Os contos tradicionais que conhecemos hoje começaram a ser contados a crianças e adultos em finais do século XVII. De boca em boca, chegaram ao século XIX, quando se materializaram em livros infantis.

Ainda hoje estes fazem parte do imaginário de crianças de todo o mundo, quer através dos livros ou dos filmes, já que os contos foram adaptados para o cinema pelas produções da Disney.

José António Gomes, professor de Literatura Infantil na Escola Superior de Educação do Porto (ESE), explica que as famosas estórias perduram até aos nossos dias pela importância das suas temáticas no desenvolvimento dos mais pequenos.

A psicanálise de Sigmund Freud, desenvolvida também por Bruno Bettelheim, procurou explicar esta influência. Esta teoria defende que os contos de fadas tradicionais têm uma dimensão simbólica, que transmite mensagens subliminares.

De acordo com José António Gomes, cada criança tem a sua própria interpretação do conto. Apesar de não terem consciência das mensagens subliminares, apercebem-se de que os contos lhes falam numa linguagem de símbolos, que são importantes para a sua maturação psicológica e social.

A história por detrás das estórias

O professor de Literatura Infantil dá a conhecer algumas mensagens que podemos retirar das estórias tradicionais. Por exemplo, “O Polegarzinho“, de Charles Perrault, incide sobre as dependências infantis e a conquista de autonomia. Já “Capuchinho Vermelho“, do mesmo autor, é um conto sobre a chegada das meninas à puberdade e procura alertá-las para as segundas intenções dos “lobos que andam por aí”.

No conto dos irmãos Grimm, a “Cinderela” que todos conhecemos não tem uma fada madrinha. Na verdade, ela plantou uma árvore na campa da mãe, onde rezava todos os dias. José António Gomes considera que este é um conto sobre o conflito edipiano e sobre a rivalidade fraternal. De facto, o lado mais sombrio do conto diz respeito às suas irmãs. Uma delas decidiu cortar os dedos dos pés para que o “sapatinho” de cristal lhe servisse.

Já no clássico de Hans Christian Andersen, “A Pequena Sereia“, como sabemos, faz um acordo com a bruxa do mar. A princesa só poderia permanecer humana caso encontrasse o beijo do verdadeiro amor e casasse com o príncipe. No entanto, na verdadeira estória, se não fosse bem sucedida, a pequena sereia teria de morrer. O príncipe acaba, efetivamente, por casar com outra mulher e a princesa atira-se ao mar, onde se transforma em espuma e acaba por morrer.

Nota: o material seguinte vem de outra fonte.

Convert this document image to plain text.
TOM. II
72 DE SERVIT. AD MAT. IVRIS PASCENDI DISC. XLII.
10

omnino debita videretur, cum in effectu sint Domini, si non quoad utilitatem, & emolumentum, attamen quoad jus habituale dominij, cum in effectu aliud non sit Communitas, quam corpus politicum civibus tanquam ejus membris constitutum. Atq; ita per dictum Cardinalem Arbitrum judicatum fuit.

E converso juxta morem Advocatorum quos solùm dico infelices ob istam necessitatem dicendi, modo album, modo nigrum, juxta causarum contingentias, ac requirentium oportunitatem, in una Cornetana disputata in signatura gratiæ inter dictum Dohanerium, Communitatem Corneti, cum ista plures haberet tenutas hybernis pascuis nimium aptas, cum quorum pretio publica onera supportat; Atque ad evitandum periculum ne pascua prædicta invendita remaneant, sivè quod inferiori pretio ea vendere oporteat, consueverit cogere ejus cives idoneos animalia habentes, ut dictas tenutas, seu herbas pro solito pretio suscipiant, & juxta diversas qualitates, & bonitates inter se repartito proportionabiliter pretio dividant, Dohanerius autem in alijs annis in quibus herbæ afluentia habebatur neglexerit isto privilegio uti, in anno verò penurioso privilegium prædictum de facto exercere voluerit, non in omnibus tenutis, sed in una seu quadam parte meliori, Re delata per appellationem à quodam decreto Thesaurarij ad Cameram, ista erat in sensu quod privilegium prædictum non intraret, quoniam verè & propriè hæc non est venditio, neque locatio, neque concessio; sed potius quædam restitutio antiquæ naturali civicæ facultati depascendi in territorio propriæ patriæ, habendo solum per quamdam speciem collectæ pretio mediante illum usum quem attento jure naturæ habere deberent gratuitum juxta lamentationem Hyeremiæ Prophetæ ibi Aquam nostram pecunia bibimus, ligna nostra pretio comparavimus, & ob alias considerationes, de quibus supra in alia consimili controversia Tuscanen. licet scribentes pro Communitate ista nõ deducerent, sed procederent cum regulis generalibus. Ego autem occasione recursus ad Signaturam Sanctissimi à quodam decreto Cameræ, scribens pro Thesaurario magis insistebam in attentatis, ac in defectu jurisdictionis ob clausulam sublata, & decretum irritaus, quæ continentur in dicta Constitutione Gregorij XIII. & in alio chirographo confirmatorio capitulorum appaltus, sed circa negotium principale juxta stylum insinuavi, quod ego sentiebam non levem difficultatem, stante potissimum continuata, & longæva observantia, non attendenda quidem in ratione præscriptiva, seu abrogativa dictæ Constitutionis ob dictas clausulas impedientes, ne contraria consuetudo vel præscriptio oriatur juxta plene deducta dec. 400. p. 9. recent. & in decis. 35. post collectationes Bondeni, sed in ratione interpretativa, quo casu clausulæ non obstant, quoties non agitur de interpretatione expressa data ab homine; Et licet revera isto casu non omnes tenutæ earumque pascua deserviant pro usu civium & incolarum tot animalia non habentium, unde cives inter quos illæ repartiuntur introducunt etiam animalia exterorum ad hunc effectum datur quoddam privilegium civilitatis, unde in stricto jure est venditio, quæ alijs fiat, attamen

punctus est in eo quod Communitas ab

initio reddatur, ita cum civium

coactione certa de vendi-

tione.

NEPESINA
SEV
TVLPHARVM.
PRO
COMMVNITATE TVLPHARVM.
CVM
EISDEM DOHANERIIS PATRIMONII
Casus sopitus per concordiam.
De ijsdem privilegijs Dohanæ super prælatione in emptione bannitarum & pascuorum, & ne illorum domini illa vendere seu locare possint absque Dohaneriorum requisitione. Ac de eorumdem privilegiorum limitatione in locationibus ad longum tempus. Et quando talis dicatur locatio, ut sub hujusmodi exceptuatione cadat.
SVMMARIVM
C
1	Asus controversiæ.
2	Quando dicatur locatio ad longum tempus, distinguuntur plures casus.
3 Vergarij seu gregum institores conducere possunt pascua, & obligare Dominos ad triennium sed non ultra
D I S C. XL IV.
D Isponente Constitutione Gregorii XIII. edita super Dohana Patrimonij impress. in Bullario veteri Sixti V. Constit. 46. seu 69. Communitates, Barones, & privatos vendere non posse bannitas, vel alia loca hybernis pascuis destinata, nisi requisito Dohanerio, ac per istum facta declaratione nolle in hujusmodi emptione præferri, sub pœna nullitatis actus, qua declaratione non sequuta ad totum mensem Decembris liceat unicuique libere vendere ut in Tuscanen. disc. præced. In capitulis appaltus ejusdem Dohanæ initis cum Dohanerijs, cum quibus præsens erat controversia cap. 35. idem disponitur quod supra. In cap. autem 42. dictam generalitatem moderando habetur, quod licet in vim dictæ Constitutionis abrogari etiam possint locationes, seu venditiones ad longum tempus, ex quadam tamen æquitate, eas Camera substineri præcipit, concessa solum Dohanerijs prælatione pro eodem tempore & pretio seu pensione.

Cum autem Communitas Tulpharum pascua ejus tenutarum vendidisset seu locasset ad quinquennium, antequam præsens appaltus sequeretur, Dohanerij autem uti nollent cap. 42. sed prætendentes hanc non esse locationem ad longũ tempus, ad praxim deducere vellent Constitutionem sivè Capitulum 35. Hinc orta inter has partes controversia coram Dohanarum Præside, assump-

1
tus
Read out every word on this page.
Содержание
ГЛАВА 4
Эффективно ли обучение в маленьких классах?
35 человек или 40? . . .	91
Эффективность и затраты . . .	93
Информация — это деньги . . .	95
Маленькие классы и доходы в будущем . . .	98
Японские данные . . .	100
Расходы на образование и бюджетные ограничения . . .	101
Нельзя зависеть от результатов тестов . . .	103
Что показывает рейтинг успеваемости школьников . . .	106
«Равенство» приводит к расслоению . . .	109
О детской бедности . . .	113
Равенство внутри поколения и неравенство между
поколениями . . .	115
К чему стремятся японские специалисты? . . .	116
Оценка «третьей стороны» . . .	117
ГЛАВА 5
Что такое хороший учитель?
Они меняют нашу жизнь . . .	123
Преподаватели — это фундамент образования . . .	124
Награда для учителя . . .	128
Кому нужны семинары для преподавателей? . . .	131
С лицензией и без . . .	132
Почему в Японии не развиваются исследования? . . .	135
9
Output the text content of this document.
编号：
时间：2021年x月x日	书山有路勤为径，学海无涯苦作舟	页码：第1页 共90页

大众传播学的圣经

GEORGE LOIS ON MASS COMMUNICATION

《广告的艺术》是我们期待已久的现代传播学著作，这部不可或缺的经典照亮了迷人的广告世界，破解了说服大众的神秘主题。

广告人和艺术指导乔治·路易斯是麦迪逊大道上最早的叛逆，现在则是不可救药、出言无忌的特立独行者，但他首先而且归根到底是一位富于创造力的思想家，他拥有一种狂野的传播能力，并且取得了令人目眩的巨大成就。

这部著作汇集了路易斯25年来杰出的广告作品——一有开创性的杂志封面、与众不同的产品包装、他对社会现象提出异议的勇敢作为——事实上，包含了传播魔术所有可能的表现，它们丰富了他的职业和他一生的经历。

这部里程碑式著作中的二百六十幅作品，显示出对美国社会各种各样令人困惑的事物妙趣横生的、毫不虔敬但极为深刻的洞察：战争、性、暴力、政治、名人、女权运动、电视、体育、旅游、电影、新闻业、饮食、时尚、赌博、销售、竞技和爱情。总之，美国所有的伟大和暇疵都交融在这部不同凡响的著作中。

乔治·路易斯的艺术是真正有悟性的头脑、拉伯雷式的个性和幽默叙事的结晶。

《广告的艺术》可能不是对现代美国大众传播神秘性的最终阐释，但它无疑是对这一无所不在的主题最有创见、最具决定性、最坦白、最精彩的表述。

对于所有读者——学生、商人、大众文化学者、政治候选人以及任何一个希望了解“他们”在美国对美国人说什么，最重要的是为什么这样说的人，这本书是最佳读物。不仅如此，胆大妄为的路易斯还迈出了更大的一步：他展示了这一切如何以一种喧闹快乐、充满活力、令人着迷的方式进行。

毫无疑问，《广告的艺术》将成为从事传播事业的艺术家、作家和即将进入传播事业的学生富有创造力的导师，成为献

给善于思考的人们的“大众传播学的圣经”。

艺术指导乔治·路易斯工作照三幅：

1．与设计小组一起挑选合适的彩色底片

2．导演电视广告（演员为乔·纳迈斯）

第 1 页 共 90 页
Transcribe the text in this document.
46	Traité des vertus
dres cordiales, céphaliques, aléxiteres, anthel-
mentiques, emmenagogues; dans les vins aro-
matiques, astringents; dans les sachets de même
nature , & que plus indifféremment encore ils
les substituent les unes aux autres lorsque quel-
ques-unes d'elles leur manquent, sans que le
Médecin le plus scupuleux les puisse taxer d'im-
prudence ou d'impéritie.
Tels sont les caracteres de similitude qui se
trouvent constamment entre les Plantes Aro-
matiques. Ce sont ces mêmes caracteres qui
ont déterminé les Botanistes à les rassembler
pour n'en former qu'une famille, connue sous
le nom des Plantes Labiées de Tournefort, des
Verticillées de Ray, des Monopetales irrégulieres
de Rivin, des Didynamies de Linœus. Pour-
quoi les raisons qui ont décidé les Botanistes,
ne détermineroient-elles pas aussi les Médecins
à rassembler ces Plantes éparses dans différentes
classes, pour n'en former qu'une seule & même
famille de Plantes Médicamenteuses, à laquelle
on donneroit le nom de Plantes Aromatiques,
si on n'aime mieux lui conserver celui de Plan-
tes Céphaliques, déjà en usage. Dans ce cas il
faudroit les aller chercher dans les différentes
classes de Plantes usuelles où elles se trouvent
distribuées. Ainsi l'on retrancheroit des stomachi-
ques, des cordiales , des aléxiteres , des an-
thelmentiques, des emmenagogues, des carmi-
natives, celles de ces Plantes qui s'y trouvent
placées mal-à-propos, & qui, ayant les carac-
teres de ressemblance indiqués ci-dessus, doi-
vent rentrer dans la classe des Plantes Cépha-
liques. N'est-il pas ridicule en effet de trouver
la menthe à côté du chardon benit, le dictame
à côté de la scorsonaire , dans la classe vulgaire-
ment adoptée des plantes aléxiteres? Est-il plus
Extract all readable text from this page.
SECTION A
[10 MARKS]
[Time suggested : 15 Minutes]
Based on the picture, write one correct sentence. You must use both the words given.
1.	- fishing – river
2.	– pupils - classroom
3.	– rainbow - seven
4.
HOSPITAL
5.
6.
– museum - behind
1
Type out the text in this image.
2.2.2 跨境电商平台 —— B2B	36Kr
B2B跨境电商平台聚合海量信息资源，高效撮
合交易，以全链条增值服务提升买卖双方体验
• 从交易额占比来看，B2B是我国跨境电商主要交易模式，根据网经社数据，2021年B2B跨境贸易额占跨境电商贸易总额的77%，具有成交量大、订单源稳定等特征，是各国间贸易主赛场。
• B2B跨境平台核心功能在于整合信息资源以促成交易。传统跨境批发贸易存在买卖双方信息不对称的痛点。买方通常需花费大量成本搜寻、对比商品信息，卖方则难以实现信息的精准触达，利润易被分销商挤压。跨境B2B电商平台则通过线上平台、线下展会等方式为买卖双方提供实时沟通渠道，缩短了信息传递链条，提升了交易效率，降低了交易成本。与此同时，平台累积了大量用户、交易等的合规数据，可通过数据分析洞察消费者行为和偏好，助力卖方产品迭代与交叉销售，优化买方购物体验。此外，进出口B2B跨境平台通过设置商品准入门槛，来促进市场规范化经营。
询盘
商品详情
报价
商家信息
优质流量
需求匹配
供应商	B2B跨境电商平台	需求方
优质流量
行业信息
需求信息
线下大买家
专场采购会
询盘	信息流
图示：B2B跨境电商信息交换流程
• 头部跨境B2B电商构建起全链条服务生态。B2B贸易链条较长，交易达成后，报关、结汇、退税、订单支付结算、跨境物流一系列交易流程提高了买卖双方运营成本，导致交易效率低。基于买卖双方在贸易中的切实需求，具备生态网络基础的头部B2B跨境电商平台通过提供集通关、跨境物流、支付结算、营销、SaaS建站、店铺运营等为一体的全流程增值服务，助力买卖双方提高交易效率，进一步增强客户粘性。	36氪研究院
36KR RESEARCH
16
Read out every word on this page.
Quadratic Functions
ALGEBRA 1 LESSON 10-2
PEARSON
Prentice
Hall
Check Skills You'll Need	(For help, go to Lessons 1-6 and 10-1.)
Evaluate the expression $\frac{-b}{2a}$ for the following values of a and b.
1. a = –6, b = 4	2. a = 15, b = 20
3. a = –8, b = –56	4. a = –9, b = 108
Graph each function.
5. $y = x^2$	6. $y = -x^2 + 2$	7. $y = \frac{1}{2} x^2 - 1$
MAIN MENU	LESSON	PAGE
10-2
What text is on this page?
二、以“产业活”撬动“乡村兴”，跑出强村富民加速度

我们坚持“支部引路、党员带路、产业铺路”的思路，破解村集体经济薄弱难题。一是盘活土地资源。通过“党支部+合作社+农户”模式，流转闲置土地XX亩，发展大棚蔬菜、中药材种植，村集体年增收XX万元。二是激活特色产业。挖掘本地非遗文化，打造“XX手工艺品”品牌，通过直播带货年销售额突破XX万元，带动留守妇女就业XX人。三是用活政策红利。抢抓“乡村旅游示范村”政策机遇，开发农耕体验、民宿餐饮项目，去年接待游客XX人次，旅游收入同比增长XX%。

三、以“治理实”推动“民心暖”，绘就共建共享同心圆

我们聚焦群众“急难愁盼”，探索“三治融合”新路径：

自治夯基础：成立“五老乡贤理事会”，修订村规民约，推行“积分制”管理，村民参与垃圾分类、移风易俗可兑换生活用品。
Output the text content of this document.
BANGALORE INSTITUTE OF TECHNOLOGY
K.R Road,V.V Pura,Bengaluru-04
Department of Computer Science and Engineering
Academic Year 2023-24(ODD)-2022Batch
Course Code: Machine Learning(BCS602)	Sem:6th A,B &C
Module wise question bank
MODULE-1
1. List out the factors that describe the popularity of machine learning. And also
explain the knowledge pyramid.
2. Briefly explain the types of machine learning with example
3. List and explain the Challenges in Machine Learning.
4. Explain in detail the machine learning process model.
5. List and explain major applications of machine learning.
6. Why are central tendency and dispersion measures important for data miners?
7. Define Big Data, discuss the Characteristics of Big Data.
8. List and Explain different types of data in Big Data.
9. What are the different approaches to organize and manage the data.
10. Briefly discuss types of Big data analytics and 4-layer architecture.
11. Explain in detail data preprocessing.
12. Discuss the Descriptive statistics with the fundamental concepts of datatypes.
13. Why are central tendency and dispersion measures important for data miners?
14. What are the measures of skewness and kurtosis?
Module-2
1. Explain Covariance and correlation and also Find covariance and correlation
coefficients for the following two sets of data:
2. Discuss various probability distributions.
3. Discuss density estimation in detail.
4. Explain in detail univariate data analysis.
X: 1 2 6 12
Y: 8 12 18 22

No conto de Giambattista Basile, “A Bela Adormecida” é encontrada no cimo da sua torre por um rei, que não a beija, mas viola. A princesa acaba por acordar meses depois, quando dá à luz. O rei acaba por voltar ao castelo, mas a sua rainha descobre que ele engravidou uma princesa e tenta queimá-la viva. Ainda assim, este conto acaba com um “felizes para sempre”, já que a rainha não foi bem sucedida. Para o professor da ESE, este continua a ser um conto de amor.

Também no conto “Rapunzel“, dos Irmãos Grimm, antes de fugirem juntos, o príncipe engravida a princesa e deixa-a na torre. A “bruxa má” apercebe-se disso e corta o cabelo de Rapunzel, deixando-a no deserto.

Depois de voltar à torre e de a feiticeira lhe dizer que nunca mais verá Rapunzel, o príncipe atira-se da janela em desespero e cai contra espinhos que o cegam. Este conto acaba por ter um final feliz, porque o príncipe encontra Rapunzel ao seguir a sua voz e as lágrimas da princesa curam a sua cegueira.

A Bela e o Monstro” é, provavelmente, a história mais fiel à realidade na sua adaptação ao cinema. A parte da estória que desconhecemos, e que se acredita constar na primeira versão do conto escrita por Gabrielle-Suzanne Barbot de Villeneuve, é que Bela tem duas irmãs maldosas.

Quando o monstro deixa que Bela volte a casa durante uma semana para visitar a família, as irmãs de Bela, por invejarem a sua vida luxuosa, tentam convencê-la a ficar por mais tempo em casa, para que, quando volte, o monstro fique furioso e a coma viva. José Gomes entende que, de acordo com a psicanálise, este é um conto sobre o conflito edipiano e a descoberta do amor.